Was eine PV-Anlage bringt, gerechnet auf deinen eigenen Zahlen
Nach der Lastganganalyse kommt fast immer dieselbe Anschlussfrage: was würde mir eine PV-Anlage bringen? Darauf mussten wir bisher passen. Jetzt gibt es zwei Werkzeuge dafür. Das eine rechnet je Anlagengröße den Ertrag, den Eigenverbrauch, die Autarkie und die Amortisation, das andere sagt dir, wie groß der Speicher sein soll. Der Unterschied zu den Rechnern im Netz steckt in der Eingabe. Die arbeiten mit einem Durchschnittshaushalt, wir mit deinen gemessenen Viertelstundenwerten. Ob sich eine Anlage lohnt, hängt daran, ob du zu Mittag Strom brauchst oder erst um sieben Uhr abends, und das steht in deinem Lastgang und in keinem Durchschnittsprofil. Die Sonnendaten kommen vom Forschungszentrum der EU-Kommission, Stunde für Stunde für deinen Standort. Bei einem Wiener Haushalt mit rund zweitausend Kilowattstunden im Jahr deckt eine Anlage mit fünf Kilowatt ein gutes Drittel des Verbrauchs. Mit fünf Kilowattstunden Speicher werden vier Fünftel daraus.
Bevor wir das ausgeliefert haben, haben wir unsere bestehenden Rechnungen gegengeprüft, und das war die nützlichste Stunde der ganzen Arbeit. Fünf Fehler kamen dabei heraus, drei davon erzählen etwas. Eine Kennzahl zählte Strom, der noch im Speicher lag, als bereits verbraucht. Gemeldet wurden hundert Prozent Eigenverbrauch, richtig waren knapp neunundachtzig.
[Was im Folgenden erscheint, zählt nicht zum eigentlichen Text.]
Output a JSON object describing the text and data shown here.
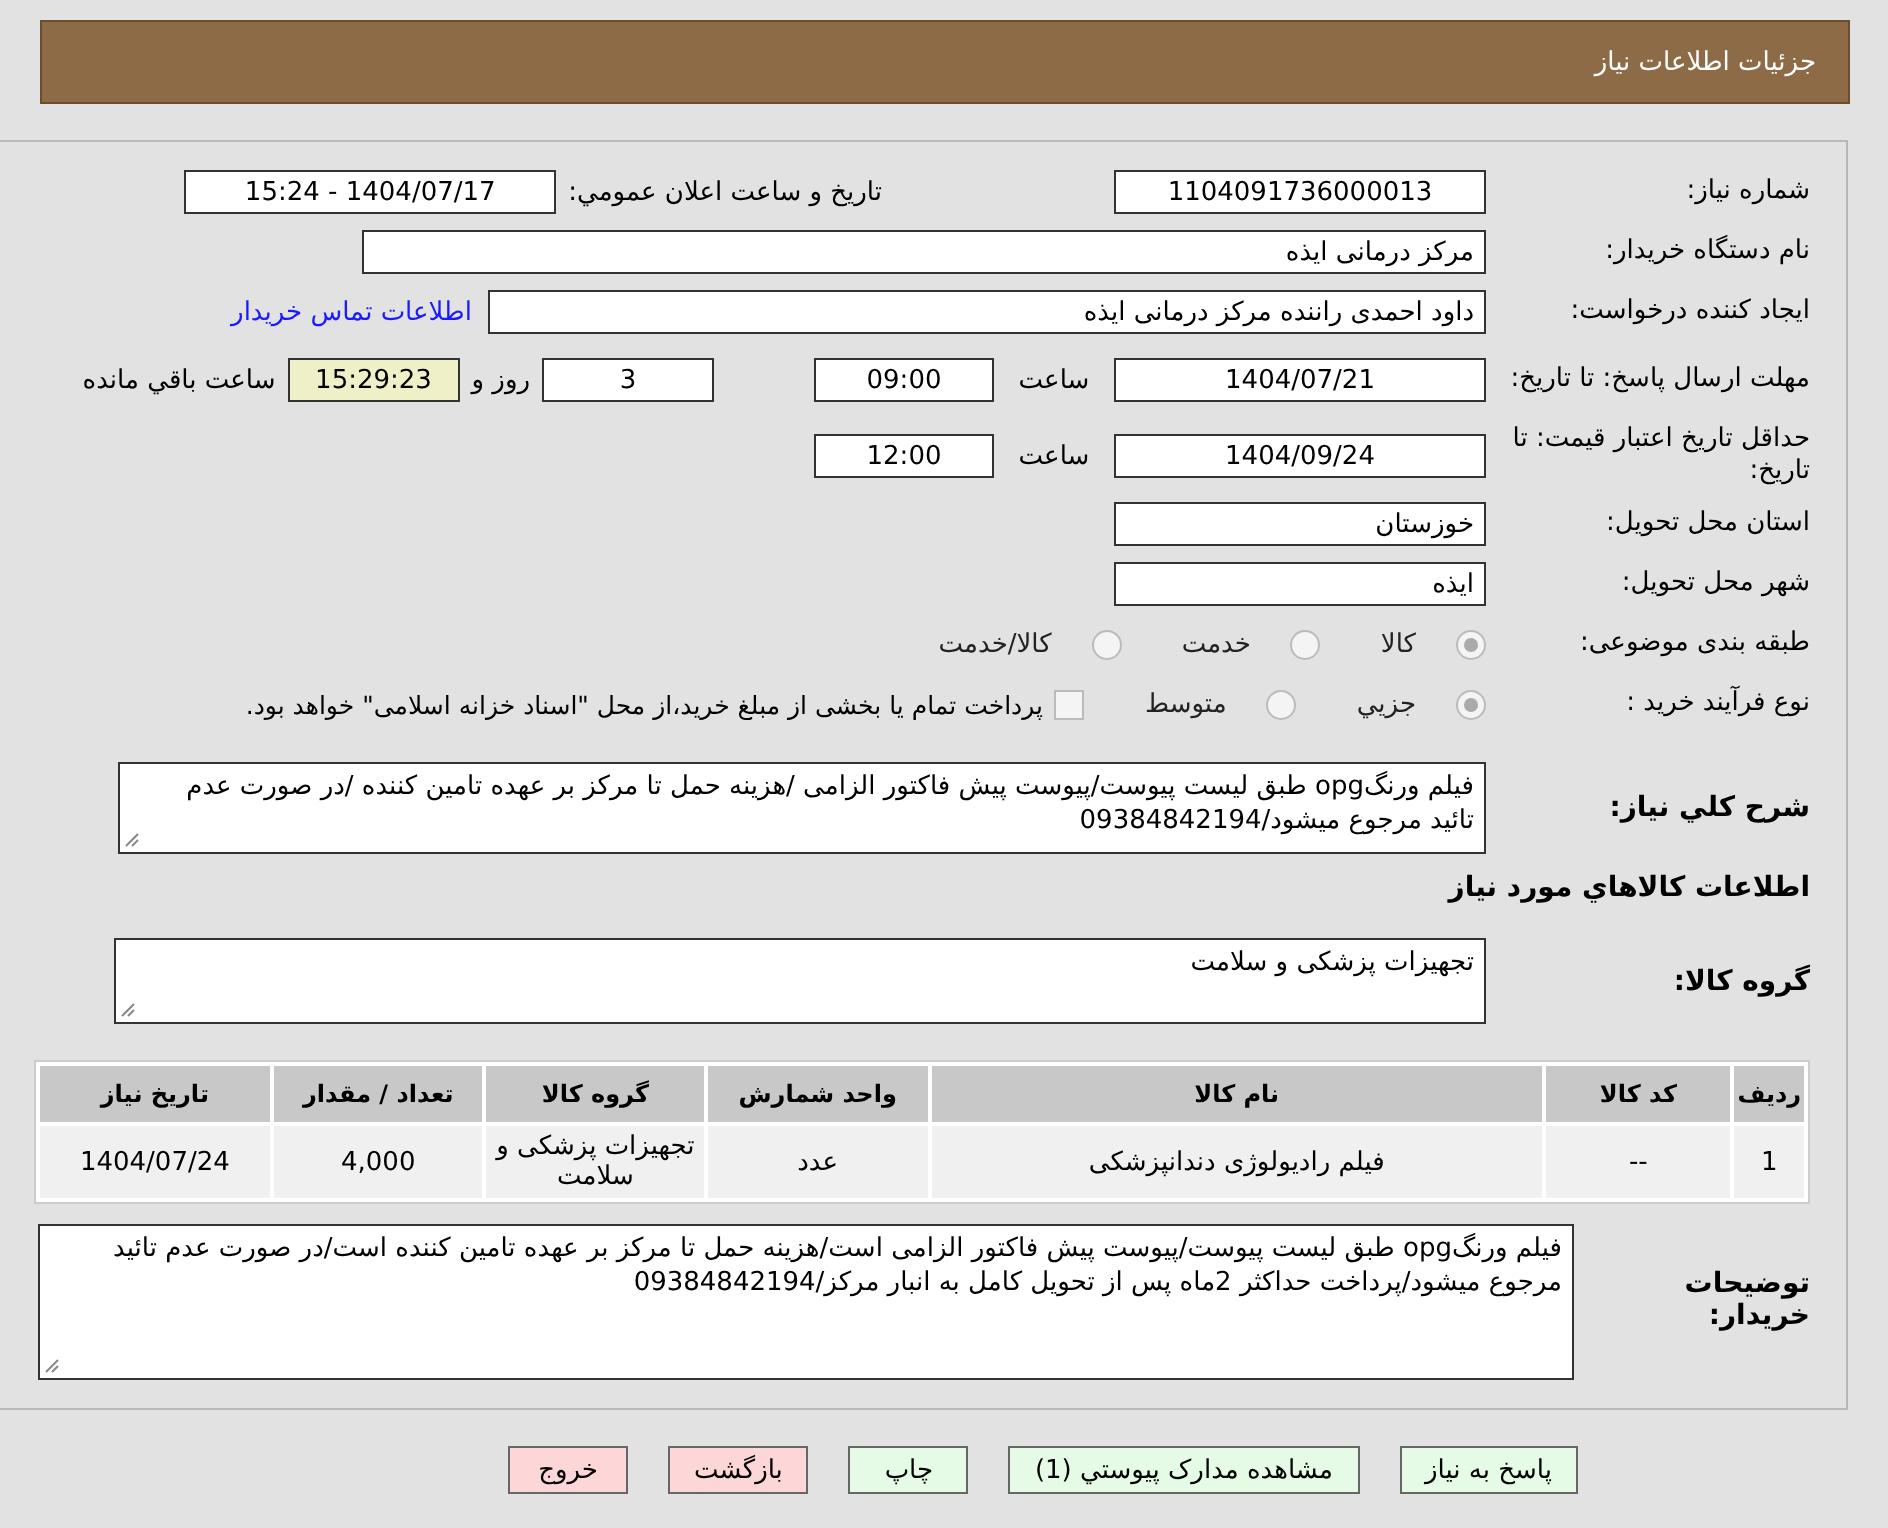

Die alte Überschlagsformel behauptete bei einer Zehn-Kilowatt-Anlage achtzehn Prozent Eigenverbrauch, gemessen waren es knapp sieben. Sie hat die Anlage also zu gut gerechnet, und das ist die Richtung, in der so ein Fehler wehtut. Der dritte hat mit Sonne gar nichts zu tun und betrifft trotzdem jeden Upload. Bei der Umstellung auf die Winterzeit gibt es die Stunde von zwei bis drei zweimal, und unser Import hat die zweite stillschweigend über die erste geschrieben. Fünf Messwerte pro Jahresdatei, weg ohne Fehlermeldung. Alles behoben.
Eine Sache haben wir mit Absicht so gebaut, dass sie unbequem antworten kann. Beim Speicher rechnet das Werkzeug jede Größe einzeln durch und zeigt, was die nächste Kilowattstunde noch bringt. Im Wiener Beispiel sind das für die ersten zweieinhalb Kilowattstunden knapp siebenundfünfzig Euro im Jahr, jenseits von zehn nur noch eins bis zwei. Von allen gerechneten Größen verdient dort nur die kleinste ihre Anschaffung über die Lebensdauer zurück. Das Werkzeug sagt das auch so, statt eine Zahl auszuwerfen, die nach Empfehlung aussieht.